Quantitative analysis of GEP difference in individuals of the same blastocyst group. (A) GEPs of representative blastocysts with the lowest (min wRMSD) and the highest wRMSD (max wRMSD) are shown along with the mean GEP for each group. (B) The distribution of wRMSDs of individual blastocysts in each group. The deviation of each blastocyst's GEP from the mean of each group was estimated using a wRMSD. Samples are sorted in order by wRMSD value. The numbers in parentheses indicate the mean wRMSD±standard deviation, which is marked as a dashed line.
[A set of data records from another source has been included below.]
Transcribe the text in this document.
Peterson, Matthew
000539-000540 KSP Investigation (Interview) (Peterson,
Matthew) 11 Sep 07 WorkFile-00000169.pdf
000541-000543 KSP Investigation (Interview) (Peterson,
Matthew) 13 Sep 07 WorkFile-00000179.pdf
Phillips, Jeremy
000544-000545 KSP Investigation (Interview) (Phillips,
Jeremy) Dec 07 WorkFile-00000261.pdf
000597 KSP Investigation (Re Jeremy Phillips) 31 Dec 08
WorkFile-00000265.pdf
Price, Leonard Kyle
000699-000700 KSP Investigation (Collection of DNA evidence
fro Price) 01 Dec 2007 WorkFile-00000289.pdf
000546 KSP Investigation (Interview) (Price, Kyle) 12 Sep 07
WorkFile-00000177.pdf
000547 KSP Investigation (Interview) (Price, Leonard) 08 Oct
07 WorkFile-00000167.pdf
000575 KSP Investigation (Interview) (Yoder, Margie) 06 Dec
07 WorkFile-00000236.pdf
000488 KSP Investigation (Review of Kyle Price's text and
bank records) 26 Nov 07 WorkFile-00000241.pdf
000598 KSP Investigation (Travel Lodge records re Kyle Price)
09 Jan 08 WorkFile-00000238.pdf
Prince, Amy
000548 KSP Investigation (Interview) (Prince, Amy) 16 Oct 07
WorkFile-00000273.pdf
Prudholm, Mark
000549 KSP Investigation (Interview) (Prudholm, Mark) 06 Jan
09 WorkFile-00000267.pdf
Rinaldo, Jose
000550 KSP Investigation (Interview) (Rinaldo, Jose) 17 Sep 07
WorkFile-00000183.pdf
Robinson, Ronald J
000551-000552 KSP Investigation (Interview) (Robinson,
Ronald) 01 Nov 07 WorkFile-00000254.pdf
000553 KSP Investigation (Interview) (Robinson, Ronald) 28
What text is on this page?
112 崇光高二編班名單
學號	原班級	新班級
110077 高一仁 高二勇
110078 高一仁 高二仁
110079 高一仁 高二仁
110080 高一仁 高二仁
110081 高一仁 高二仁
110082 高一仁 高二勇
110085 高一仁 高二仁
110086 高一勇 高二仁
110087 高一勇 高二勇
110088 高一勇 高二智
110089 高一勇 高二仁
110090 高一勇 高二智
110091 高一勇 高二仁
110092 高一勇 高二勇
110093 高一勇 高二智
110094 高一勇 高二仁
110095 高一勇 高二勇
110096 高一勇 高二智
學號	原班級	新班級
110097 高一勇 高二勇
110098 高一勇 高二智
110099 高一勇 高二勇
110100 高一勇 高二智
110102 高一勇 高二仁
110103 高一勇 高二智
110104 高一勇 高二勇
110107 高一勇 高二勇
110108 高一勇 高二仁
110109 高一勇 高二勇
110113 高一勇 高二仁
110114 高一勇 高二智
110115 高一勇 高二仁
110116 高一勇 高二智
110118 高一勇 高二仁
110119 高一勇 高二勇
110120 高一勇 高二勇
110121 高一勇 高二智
The closer the wRMSD is to zero, the closer the GEP is to the mean GEP of its own group.

FIG. 4.

Difference in the GEPs of IVP and SCNT blastocysts compared to the in vivo blastocysts. (A) Relative wRMSD distribution. wRMSDs were obtained by calculating the deviations of the gene expression in each IVP blastocyst (IVP/In vivo) and SCNT blastocyst (SCNT/In vivo) from the mean GEP of the in vivo group (see Fig. 3B). Samples are sorted in order by wRMSD value. The dashed line in each panel indicates the mean wRMSD of the in vivo group as the reference (see Fig. 3B). (B) Proportion of blastocysts that belong to different wRMSD ranges. (C) Statistics for wRMSD values between in vivo and IVP (left) and between in vivo and SCNT (right) blastocysts. The p values between different blastocyst groups are indicated (t-test). The relative wRMSDs of individual blastocysts are presented as crosses on the left of each box plot. The mean values are indicated in the boxes (circles). Box whiskers indicate the range from 5% to 95%.